By John Fernandes
It's Sunday night, 8:00 p.m. EST, October 14th. Sports fans in the United States are settling in, watching "Football Night in America"—a tradition that celebrates preparation, strategy, and competition. Cheers undoubtedly erupt from stadiums celebrating touchdowns, while I am on the other side of the world in Kuala Lumpur, at a press conference commemorating the first school in Malaysia to earn AACSB Accreditation. Despite the lack of screaming fans, the same celebratory mood, and an enthusiastic sense of accomplishment abounded. A new tradition had begun.

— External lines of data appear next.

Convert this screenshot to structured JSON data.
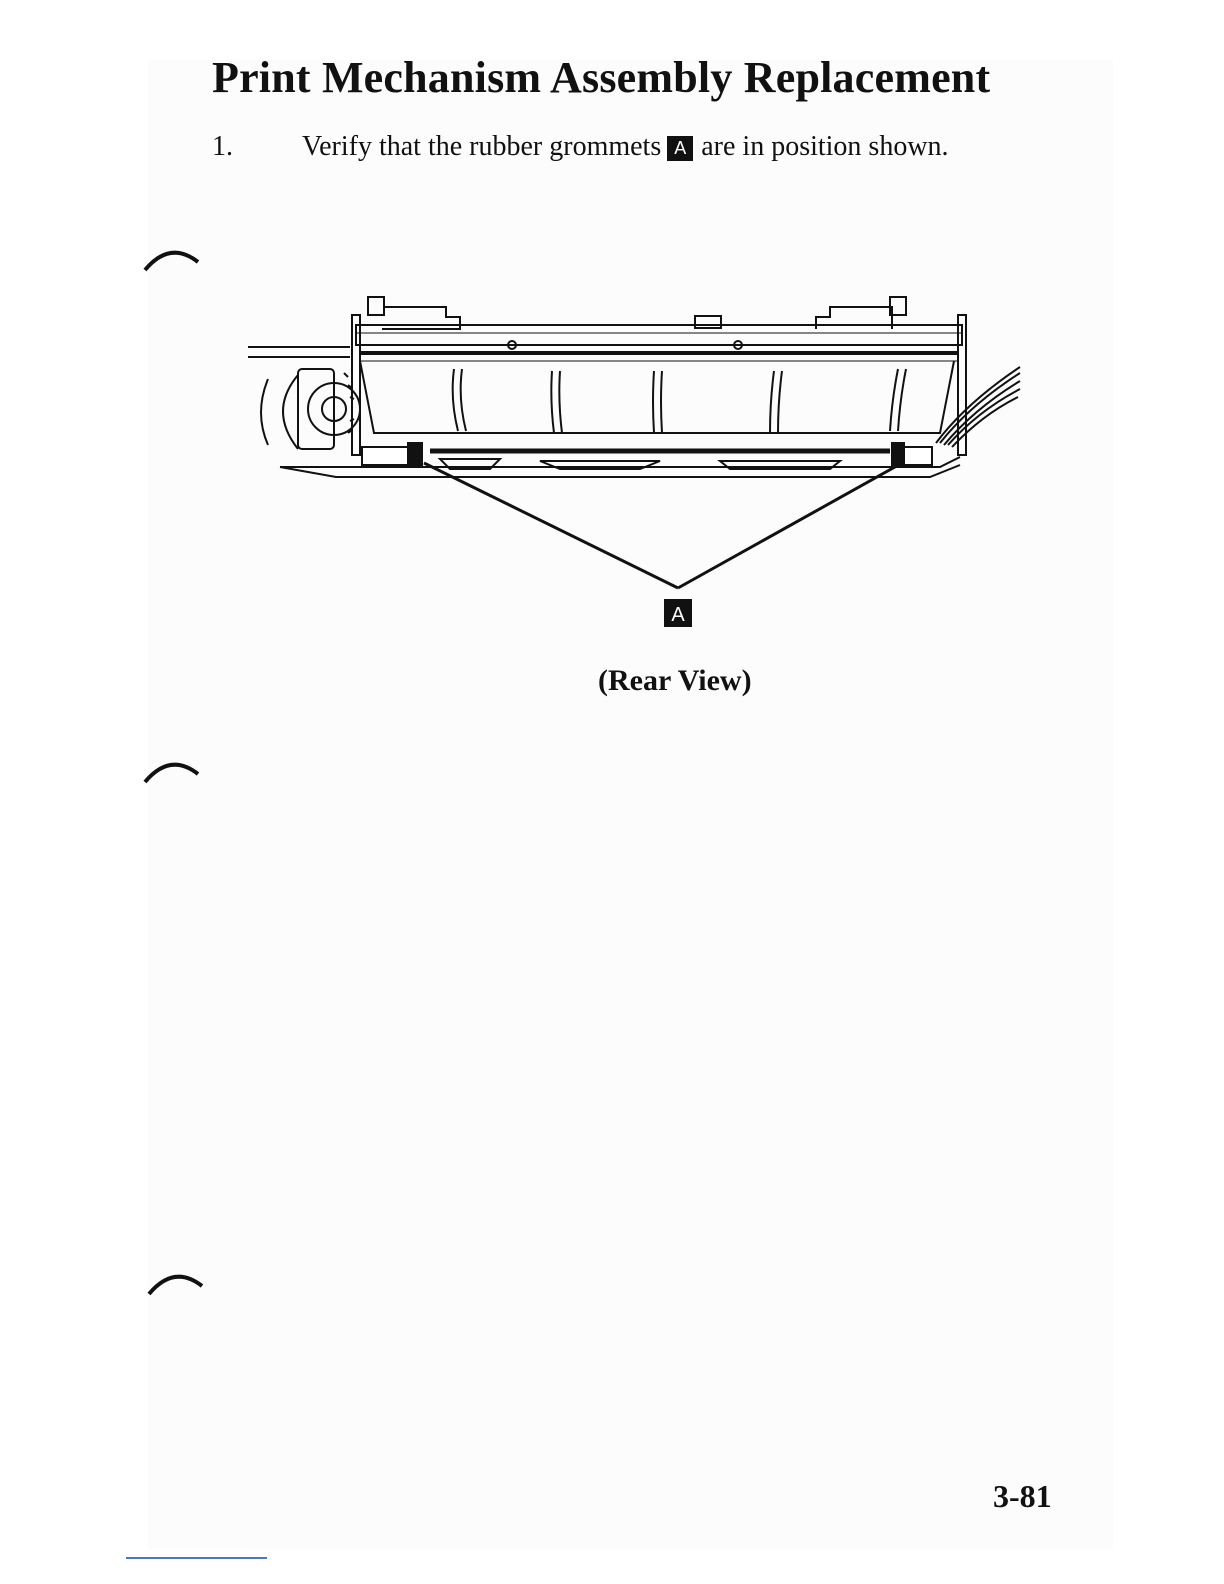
{
  "page": {
    "title": "Print Mechanism Assembly Replacement",
    "step": {
      "number": "1.",
      "text_before": "Verify that the rubber grommets",
      "callout": "A",
      "text_after": "are in position shown."
    },
    "figure": {
      "callout_label": "A",
      "caption": "(Rear View)"
    },
    "page_number": "3-81"
  }
}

One of the grand pleasures of my job is having the opportunity to welcome a newly accredited school into the AACSB family. It is an even greater honor when it is the first AACSB-accredited school in the country. Through diligent preparation, thoughtful strategy, and with an eye on innovation for a competitive future, Universiti Putra Malaysia (UPM) became the first school in Malaysia and seventh in South Asia to earn AACSB Accreditation. I offer hearty congratulations to UPM and welcome them to the AACSB global network of accredited schools. I look forward to watching as UPM helps other schools in Malaysia in the accreditation process.
UPM had a surprise for the filled-to-capacity press conference where its accreditation was announced, and it was a big one. The Universiti Putra Malaysia Graduate School of Management has been granted authority to go private, and is now known as Putra Business School (PBS) governed by a private foundation. Its dean, Arfah Salleh, is PBS' president and CEO. Dr. Salleh and the PBS board will have complete autonomy from the public university governance structure and be free to compete, set prices, and launch programs and other initiatives as it sees fit.

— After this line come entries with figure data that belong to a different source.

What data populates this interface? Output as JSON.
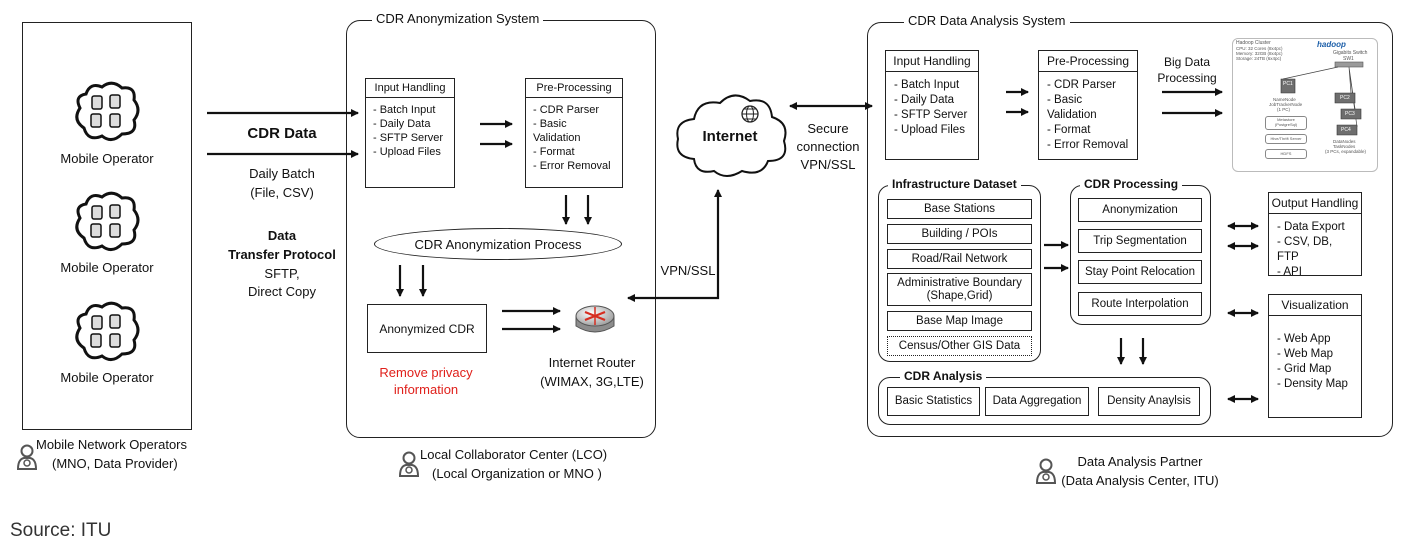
{
  "mno": {
    "operator_label": "Mobile Operator",
    "caption_line1": "Mobile Network Operators",
    "caption_line2": "(MNO, Data Provider)"
  },
  "transfer": {
    "cdr_data": "CDR Data",
    "daily_batch": "Daily Batch",
    "file_csv": "(File, CSV)",
    "protocol_title_1": "Data",
    "protocol_title_2": "Transfer Protocol",
    "protocol_1": "SFTP,",
    "protocol_2": "Direct Copy"
  },
  "anon_system": {
    "title": "CDR Anonymization System",
    "input_handling": {
      "title": "Input Handling",
      "items": [
        "- Batch Input",
        "- Daily Data",
        "- SFTP Server",
        "- Upload Files"
      ]
    },
    "pre_processing": {
      "title": "Pre-Processing",
      "items": [
        "- CDR Parser",
        "- Basic Validation",
        "- Format",
        "- Error Removal"
      ]
    },
    "process": "CDR Anonymization Process",
    "anonymized_cdr": "Anonymized CDR",
    "remove_privacy_1": "Remove privacy",
    "remove_privacy_2": "information",
    "router_1": "Internet Router",
    "router_2": "(WIMAX, 3G,LTE)",
    "caption_line1": "Local Collaborator Center (LCO)",
    "caption_line2": "(Local Organization or MNO )"
  },
  "network": {
    "internet": "Internet",
    "secure_1": "Secure",
    "secure_2": "connection",
    "secure_3": "VPN/SSL",
    "vpn": "VPN/SSL"
  },
  "analysis_system": {
    "title": "CDR Data Analysis System",
    "input_handling": {
      "title": "Input Handling",
      "items": [
        "- Batch Input",
        "- Daily Data",
        "- SFTP Server",
        "- Upload Files"
      ]
    },
    "pre_processing": {
      "title": "Pre-Processing",
      "items": [
        "- CDR Parser",
        "- Basic Validation",
        "- Format",
        "- Error Removal"
      ]
    },
    "big_data_1": "Big Data",
    "big_data_2": "Processing",
    "hadoop": {
      "cluster": "Hadoop Cluster",
      "spec_1": "CPU: 32 Cores (8x4pc)",
      "spec_2": "Memory: 32GB (8x4pc)",
      "spec_3": "Storage: 24TB (6x4pc)",
      "logo": "hadoop",
      "switch_1": "Gigabits Switch",
      "switch_2": "SW1",
      "pc1": "PC1",
      "pc2": "PC2",
      "pc3": "PC3",
      "pc4": "PC4",
      "namenode_1": "NameNode",
      "namenode_2": "JobTrackerNode",
      "namenode_3": "(1 PC)",
      "metastore_1": "Metastore",
      "metastore_2": "(PostgreSql)",
      "hive": "Hive/Thrift Server",
      "hdfs": "HDFS",
      "datanodes_1": "DataNodes",
      "datanodes_2": "TaskNodes",
      "datanodes_3": "(3 PCs, expandable)"
    },
    "infra": {
      "title": "Infrastructure Dataset",
      "items": [
        "Base Stations",
        "Building / POIs",
        "Road/Rail Network"
      ],
      "admin_1": "Administrative Boundary",
      "admin_2": "(Shape,Grid)",
      "base_map": "Base Map Image",
      "census": "Census/Other GIS Data"
    },
    "cdr_processing": {
      "title": "CDR Processing",
      "items": [
        "Anonymization",
        "Trip Segmentation",
        "Stay Point Relocation",
        "Route Interpolation"
      ]
    },
    "output_handling": {
      "title": "Output Handling",
      "items": [
        "- Data Export",
        "- CSV, DB, FTP",
        "- API"
      ]
    },
    "visualization": {
      "title": "Visualization",
      "items": [
        "- Web App",
        "- Web Map",
        "- Grid Map",
        "- Density Map"
      ]
    },
    "cdr_analysis": {
      "title": "CDR Analysis",
      "items": [
        "Basic Statistics",
        "Data Aggregation",
        "Density Anaylsis"
      ]
    },
    "caption_line1": "Data Analysis Partner",
    "caption_line2": "(Data Analysis Center, ITU)"
  },
  "source": "Source: ITU",
  "colors": {
    "privacy": "#e0201b",
    "line": "#222222"
  }
}
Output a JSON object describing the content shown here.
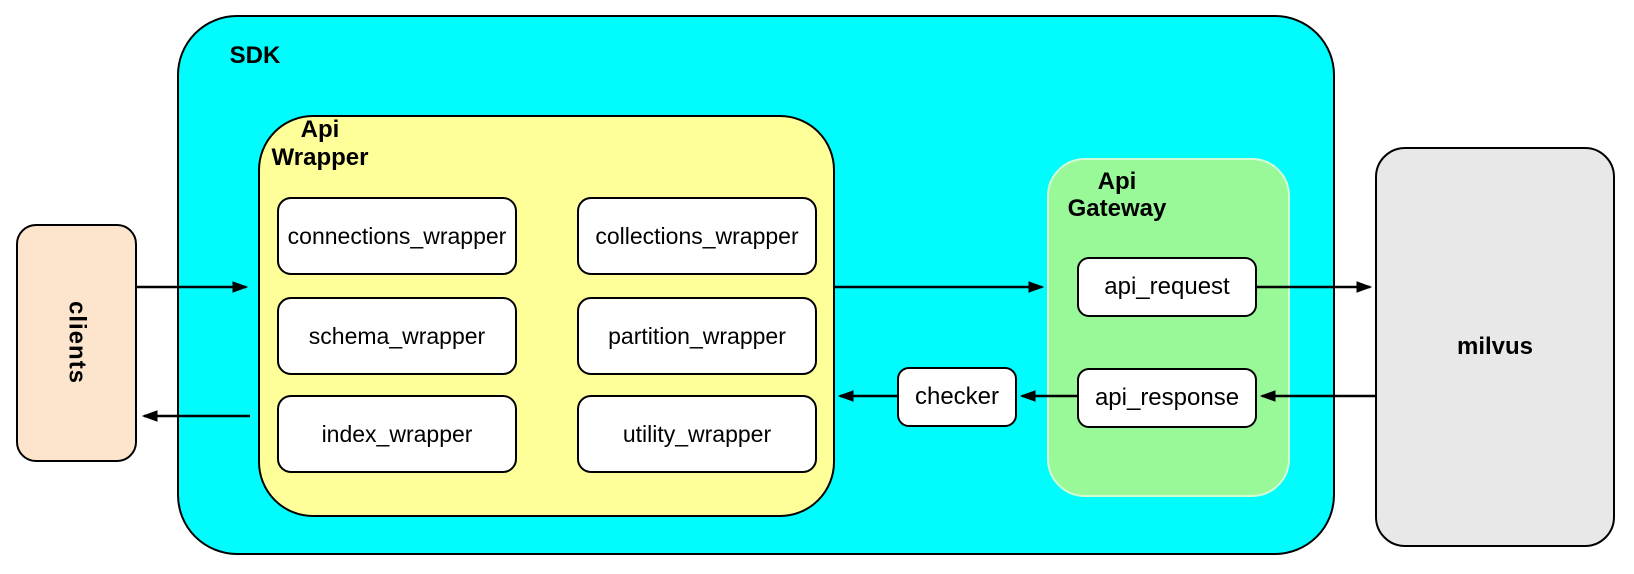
{
  "diagram": {
    "clients": {
      "label": "clients"
    },
    "sdk": {
      "label": "SDK",
      "api_wrapper": {
        "label_line1": "Api",
        "label_line2": "Wrapper",
        "modules": [
          "connections_wrapper",
          "collections_wrapper",
          "schema_wrapper",
          "partition_wrapper",
          "index_wrapper",
          "utility_wrapper"
        ]
      },
      "checker": {
        "label": "checker"
      },
      "api_gateway": {
        "label_line1": "Api",
        "label_line2": "Gateway",
        "request_label": "api_request",
        "response_label": "api_response"
      }
    },
    "milvus": {
      "label": "milvus"
    },
    "colors": {
      "sdk_fill": "#00FCFC",
      "api_wrapper_fill": "#FEFF99",
      "api_gateway_fill": "#99F999",
      "clients_fill": "#FCE5CC",
      "milvus_fill": "#E8E8E8",
      "node_fill": "#FFFFFF",
      "stroke": "#000000"
    }
  }
}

There have been other successful (and unsuccessful) attempts by business schools to "go private." The University of Virginia's Darden School and University of Michigan Ross School of Business in the U.S. have taken the plunge to private funding, and Minnesota Carlson is evaluating a privatization strategy. Yet, UCLA Anderson's effort to shed public funding and gain more autonomy has stalled.
"Going private" is akin to the old adage, "going it alone." It has its pluses and minuses. In the right situation, privatizing the business school can clarify brand and facilitate quick, market-responsive actions, thereby enabling the school's competitiveness. While not for every school or student, for that matter, it is certainly an alternative that, particularly graduate business schools, may see as a potential infusion to their competitive position and financial stability.

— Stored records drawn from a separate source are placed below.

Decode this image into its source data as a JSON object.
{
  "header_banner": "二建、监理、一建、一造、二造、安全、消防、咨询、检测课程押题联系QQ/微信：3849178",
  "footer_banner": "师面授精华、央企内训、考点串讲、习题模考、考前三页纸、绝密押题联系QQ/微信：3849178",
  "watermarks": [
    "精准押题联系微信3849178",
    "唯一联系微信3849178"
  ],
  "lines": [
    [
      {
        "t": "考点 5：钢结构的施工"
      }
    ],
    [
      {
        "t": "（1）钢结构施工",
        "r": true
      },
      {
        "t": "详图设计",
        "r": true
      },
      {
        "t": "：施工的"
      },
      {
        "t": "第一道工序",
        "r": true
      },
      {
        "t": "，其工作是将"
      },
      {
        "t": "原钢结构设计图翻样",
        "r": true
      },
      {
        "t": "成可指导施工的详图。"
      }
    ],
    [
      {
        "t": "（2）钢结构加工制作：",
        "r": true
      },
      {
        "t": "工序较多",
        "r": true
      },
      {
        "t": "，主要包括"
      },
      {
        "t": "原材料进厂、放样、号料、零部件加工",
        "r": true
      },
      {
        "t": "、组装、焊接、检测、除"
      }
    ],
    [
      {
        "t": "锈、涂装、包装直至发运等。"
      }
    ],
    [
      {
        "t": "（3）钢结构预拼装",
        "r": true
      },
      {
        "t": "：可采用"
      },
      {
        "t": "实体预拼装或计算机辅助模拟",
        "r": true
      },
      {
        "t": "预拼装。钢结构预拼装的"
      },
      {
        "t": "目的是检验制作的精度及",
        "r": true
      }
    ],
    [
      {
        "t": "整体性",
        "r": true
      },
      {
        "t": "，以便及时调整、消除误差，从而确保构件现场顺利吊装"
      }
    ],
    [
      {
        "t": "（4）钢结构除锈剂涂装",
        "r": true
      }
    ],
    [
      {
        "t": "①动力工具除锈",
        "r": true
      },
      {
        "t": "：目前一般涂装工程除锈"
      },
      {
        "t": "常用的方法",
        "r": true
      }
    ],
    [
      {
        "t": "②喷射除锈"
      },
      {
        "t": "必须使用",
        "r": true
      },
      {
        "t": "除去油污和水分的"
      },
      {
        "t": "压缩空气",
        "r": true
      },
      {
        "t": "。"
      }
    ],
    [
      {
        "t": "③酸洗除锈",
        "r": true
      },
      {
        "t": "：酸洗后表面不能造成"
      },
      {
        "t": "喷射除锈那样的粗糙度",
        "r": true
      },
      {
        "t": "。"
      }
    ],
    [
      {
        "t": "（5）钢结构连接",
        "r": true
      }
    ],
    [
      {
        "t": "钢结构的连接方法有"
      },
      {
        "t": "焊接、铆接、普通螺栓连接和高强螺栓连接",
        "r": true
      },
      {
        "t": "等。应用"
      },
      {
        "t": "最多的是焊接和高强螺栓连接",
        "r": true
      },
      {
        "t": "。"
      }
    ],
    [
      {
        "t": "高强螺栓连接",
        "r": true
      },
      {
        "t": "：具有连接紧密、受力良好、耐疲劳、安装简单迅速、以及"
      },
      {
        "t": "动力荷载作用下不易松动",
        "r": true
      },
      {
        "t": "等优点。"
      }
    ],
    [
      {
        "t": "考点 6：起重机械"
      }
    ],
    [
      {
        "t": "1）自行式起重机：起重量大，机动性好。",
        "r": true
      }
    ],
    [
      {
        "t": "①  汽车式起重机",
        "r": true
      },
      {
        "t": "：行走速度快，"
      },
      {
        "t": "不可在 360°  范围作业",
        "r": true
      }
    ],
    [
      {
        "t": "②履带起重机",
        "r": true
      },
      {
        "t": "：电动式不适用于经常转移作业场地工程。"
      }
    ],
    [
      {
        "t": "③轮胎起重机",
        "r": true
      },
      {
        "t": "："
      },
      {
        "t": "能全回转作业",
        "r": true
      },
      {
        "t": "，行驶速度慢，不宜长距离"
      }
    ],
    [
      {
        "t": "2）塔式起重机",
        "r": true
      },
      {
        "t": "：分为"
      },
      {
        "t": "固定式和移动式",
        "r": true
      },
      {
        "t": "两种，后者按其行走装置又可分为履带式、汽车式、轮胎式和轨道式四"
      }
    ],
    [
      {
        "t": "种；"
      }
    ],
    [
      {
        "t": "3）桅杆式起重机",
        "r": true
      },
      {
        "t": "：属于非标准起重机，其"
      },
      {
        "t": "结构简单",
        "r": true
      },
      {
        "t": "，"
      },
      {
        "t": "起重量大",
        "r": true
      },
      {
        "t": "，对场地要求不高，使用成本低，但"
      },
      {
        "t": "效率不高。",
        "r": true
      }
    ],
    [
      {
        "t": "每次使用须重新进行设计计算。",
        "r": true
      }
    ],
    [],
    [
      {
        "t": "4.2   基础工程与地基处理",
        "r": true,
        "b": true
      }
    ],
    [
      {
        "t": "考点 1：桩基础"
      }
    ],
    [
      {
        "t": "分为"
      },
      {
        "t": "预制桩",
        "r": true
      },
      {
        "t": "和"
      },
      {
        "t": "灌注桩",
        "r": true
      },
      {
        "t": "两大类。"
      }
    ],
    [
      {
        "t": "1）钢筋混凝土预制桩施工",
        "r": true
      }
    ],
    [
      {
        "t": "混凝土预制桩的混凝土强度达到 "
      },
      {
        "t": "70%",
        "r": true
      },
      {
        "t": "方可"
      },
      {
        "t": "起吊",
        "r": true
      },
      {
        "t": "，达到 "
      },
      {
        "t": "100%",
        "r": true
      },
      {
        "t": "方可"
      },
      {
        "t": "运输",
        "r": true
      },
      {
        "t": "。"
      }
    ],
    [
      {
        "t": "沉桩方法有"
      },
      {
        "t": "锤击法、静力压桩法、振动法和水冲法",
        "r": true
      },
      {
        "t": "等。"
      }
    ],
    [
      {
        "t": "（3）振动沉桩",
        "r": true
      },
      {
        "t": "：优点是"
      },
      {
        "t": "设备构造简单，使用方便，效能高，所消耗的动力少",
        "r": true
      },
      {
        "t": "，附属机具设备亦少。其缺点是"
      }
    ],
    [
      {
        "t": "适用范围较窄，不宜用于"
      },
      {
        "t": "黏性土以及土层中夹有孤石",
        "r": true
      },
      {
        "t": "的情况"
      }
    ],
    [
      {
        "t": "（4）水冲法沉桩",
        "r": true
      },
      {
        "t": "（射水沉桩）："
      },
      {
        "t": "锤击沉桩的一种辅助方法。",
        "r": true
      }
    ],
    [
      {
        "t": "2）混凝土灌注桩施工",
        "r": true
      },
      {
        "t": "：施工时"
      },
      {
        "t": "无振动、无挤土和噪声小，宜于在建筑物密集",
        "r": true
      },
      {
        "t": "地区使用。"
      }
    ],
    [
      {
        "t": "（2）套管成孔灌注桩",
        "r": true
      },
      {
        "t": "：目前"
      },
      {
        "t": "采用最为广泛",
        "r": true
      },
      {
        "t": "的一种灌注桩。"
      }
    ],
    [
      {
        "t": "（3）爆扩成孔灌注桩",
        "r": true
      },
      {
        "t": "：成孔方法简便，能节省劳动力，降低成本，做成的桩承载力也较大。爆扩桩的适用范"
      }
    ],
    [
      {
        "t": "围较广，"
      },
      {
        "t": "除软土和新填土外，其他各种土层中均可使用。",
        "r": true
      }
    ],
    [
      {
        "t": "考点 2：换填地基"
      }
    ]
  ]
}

Business schools would be well-advised to consider their position in an increasingly global student and placement market. What makes the school unique or at least distinct? What does it do well within its global peer group? While the answers will vary, it is important that each school tells its own story clearly and convincingly. AACSB's global business school data base includes well over 700 schools enabling benchmarking from Massachusetts to Malaysia. Take advantage of it and mind the mission. It could make a world of difference! Oh, and public business schools should see whether the private funding model makes sense in their environment. It is not for everybody, yet it just might work for some.